HowBad - it's being treated as a work style approach, as in the actual work I do is good but how I am doing it needs to change. To a softer, more consultative approach. Which is fine, but if I am still expected to 'ensure compliance' then I'm going to give a firmer steer on what to do /not do than if this is less of a priority and of course this will strongly weight certain options over others.

I think my own department want the compliance but the business does not!

OP posts:
MovingOnUpMovingOnOut · 16/04/2016 22:14

Yup I'd guessed. Me too :)

MovingOnUpMovingOnOut · 16/04/2016 22:17

Actually a large part of my job is giving the advice and then letting them go to make a pig's ear of it

Sounds like you may have started "doing" rather than advising? Perhaps dial it back a notch and put in some smooze time with the big boys and girls.

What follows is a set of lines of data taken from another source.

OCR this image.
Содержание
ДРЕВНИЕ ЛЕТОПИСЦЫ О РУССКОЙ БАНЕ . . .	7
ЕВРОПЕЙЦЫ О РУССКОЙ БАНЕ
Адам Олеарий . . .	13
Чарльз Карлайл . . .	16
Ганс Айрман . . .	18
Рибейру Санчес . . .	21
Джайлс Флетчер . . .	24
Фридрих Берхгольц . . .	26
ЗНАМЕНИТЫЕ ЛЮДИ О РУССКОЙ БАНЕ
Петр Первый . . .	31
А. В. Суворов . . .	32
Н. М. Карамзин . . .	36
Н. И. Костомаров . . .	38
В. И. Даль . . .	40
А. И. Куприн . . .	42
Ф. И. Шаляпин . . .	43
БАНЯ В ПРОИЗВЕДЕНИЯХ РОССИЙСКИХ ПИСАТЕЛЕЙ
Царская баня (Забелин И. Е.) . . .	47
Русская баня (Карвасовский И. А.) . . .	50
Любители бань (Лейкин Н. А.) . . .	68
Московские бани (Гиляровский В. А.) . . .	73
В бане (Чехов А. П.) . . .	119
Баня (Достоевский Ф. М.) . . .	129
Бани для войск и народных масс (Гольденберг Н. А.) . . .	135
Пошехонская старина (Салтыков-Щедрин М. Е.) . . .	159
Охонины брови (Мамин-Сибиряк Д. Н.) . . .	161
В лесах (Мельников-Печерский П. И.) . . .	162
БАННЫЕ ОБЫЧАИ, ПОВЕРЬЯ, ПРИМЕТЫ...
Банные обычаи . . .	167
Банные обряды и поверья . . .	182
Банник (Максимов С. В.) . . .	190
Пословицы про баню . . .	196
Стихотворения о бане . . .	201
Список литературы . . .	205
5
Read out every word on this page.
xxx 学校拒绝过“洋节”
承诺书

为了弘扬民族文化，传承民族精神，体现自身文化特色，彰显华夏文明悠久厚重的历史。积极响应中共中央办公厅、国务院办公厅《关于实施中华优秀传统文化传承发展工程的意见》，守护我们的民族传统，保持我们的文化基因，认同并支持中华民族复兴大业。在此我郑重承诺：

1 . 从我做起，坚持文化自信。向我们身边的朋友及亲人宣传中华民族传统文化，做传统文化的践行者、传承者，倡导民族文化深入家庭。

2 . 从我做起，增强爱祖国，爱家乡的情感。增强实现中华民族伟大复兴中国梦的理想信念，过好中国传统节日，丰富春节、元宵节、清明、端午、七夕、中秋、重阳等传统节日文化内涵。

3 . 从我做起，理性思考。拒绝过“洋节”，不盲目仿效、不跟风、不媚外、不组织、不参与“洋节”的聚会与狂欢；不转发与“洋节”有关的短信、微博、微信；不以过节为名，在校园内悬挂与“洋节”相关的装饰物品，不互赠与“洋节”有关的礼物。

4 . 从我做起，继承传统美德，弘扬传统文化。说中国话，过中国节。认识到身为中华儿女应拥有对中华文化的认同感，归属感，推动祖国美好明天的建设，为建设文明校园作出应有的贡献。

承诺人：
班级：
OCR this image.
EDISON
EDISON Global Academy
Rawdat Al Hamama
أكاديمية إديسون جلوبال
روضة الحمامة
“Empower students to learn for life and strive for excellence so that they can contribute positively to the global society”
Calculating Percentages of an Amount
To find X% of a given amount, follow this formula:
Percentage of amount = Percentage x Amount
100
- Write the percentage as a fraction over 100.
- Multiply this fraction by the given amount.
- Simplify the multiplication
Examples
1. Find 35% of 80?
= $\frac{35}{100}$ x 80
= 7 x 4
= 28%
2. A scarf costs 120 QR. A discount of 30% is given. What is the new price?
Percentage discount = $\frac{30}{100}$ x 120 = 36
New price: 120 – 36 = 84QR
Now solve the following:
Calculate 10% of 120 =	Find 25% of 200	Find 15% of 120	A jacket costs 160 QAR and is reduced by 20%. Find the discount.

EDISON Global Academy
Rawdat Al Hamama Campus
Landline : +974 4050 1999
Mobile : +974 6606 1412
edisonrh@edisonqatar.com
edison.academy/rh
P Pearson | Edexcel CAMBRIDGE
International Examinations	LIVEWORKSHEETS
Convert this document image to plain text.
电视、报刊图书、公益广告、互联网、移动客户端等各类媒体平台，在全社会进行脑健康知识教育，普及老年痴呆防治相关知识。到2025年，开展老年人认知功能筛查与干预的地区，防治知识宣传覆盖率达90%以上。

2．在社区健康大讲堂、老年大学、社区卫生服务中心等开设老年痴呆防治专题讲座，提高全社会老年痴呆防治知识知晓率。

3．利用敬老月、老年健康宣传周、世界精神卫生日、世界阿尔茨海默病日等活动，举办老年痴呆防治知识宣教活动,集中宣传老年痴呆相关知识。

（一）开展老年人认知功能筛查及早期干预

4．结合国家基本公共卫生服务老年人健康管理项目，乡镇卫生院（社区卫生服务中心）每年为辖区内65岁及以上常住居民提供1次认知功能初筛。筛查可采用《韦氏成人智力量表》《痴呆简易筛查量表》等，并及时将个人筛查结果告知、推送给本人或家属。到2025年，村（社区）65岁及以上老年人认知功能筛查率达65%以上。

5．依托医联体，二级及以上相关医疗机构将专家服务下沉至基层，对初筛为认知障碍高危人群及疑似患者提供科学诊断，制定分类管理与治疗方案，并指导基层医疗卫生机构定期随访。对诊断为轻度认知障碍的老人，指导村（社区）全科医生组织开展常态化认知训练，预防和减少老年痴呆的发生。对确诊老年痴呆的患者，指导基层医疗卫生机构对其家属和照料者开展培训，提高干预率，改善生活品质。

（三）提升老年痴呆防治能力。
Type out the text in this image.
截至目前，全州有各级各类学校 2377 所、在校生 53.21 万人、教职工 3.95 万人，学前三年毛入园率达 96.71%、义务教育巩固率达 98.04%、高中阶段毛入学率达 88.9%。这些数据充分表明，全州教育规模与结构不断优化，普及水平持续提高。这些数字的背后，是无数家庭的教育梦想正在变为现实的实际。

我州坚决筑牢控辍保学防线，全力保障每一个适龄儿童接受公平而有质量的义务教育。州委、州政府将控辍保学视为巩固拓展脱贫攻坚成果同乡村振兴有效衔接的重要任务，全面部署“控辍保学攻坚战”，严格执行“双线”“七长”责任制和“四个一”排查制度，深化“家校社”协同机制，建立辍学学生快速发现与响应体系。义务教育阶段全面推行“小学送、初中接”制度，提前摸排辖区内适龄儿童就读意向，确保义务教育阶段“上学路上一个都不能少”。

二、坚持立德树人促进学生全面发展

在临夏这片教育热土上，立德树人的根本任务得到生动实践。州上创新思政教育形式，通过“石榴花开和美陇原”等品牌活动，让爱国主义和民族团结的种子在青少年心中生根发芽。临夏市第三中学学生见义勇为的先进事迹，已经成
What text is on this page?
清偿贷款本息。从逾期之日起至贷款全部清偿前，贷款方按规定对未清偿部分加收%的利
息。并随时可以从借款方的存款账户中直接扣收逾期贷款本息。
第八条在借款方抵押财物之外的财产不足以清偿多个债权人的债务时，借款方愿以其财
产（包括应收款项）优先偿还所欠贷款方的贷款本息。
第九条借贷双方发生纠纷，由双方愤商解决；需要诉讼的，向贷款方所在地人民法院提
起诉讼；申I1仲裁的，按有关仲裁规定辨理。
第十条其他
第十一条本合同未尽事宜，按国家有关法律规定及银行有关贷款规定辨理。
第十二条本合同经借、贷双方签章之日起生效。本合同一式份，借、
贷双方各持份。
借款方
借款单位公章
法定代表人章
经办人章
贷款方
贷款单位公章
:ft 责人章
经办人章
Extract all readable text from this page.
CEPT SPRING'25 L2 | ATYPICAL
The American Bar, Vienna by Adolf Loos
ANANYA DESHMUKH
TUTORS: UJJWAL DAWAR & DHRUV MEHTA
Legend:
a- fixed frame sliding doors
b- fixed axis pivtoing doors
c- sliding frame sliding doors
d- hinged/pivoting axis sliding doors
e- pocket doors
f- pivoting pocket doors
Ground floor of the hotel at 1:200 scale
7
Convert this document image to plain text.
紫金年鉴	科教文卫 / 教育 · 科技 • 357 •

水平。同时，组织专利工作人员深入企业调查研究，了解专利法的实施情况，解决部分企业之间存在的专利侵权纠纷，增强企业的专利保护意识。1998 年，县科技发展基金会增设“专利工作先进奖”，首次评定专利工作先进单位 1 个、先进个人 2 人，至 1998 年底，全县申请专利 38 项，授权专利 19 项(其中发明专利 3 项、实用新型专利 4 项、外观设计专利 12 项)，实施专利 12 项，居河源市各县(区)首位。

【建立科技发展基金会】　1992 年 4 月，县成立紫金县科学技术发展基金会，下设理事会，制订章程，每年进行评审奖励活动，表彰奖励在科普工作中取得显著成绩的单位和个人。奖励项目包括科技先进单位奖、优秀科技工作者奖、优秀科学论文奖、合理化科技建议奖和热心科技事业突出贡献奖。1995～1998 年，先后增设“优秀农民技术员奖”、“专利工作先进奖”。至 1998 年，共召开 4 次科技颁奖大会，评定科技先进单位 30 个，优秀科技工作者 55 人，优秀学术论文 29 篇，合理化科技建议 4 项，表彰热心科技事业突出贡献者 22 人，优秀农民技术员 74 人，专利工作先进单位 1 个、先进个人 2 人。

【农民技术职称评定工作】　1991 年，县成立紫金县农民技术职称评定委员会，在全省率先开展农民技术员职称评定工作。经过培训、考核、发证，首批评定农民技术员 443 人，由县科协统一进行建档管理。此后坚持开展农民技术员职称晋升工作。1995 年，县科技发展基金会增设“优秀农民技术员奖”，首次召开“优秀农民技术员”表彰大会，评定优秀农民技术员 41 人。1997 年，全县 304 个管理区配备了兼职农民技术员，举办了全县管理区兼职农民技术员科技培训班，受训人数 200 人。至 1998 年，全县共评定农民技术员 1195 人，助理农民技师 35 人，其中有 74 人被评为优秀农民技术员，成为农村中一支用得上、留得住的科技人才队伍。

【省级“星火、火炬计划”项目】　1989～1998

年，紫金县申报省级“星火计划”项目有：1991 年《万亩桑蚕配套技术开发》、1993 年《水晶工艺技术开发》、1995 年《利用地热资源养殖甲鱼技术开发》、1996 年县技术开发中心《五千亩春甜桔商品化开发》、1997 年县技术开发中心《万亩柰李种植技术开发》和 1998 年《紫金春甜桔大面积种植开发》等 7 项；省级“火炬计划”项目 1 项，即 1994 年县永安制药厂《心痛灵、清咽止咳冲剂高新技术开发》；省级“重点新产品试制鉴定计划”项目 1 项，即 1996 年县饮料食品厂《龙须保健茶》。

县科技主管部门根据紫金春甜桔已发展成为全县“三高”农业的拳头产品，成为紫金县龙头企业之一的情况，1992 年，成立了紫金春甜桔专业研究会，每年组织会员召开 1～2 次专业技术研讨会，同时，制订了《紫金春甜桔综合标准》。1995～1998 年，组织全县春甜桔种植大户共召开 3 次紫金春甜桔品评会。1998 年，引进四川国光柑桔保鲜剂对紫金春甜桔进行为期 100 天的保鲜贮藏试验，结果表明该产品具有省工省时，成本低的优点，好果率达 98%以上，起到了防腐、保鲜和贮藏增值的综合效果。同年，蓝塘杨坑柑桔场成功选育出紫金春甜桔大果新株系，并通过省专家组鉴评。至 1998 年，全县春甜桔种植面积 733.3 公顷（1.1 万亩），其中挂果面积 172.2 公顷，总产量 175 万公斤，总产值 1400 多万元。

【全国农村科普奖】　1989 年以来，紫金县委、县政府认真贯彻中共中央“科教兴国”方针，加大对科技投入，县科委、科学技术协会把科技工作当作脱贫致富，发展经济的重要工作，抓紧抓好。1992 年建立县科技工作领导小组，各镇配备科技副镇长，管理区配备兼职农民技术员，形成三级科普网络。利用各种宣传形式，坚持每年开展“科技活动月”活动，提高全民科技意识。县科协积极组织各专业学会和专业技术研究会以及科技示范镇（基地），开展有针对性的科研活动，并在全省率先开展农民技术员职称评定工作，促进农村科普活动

One thing I do to cover my arse is send a memo detailing everything we agreed and discussed after any meeting. That way I have everything in writing should it come back to bit me on the arse.

OooLookShoes · 16/04/2016 22:36

I had the bollocks in my last job. In the same WEEK I had the feedback

'you have excellent knowledge but just need to be more assertive in delivering that' and from a different manager about the same project ' you need to be quiet and listen more, stop putting your viewpoint in and learn from the people around you'

The difference was one manager was a sexist twat and one didn't give a fuck about anything but getting a good job done.

Thank fuck my job is now more technical than managerial, and most people just see my reports without knowing what kind of a person wrote them.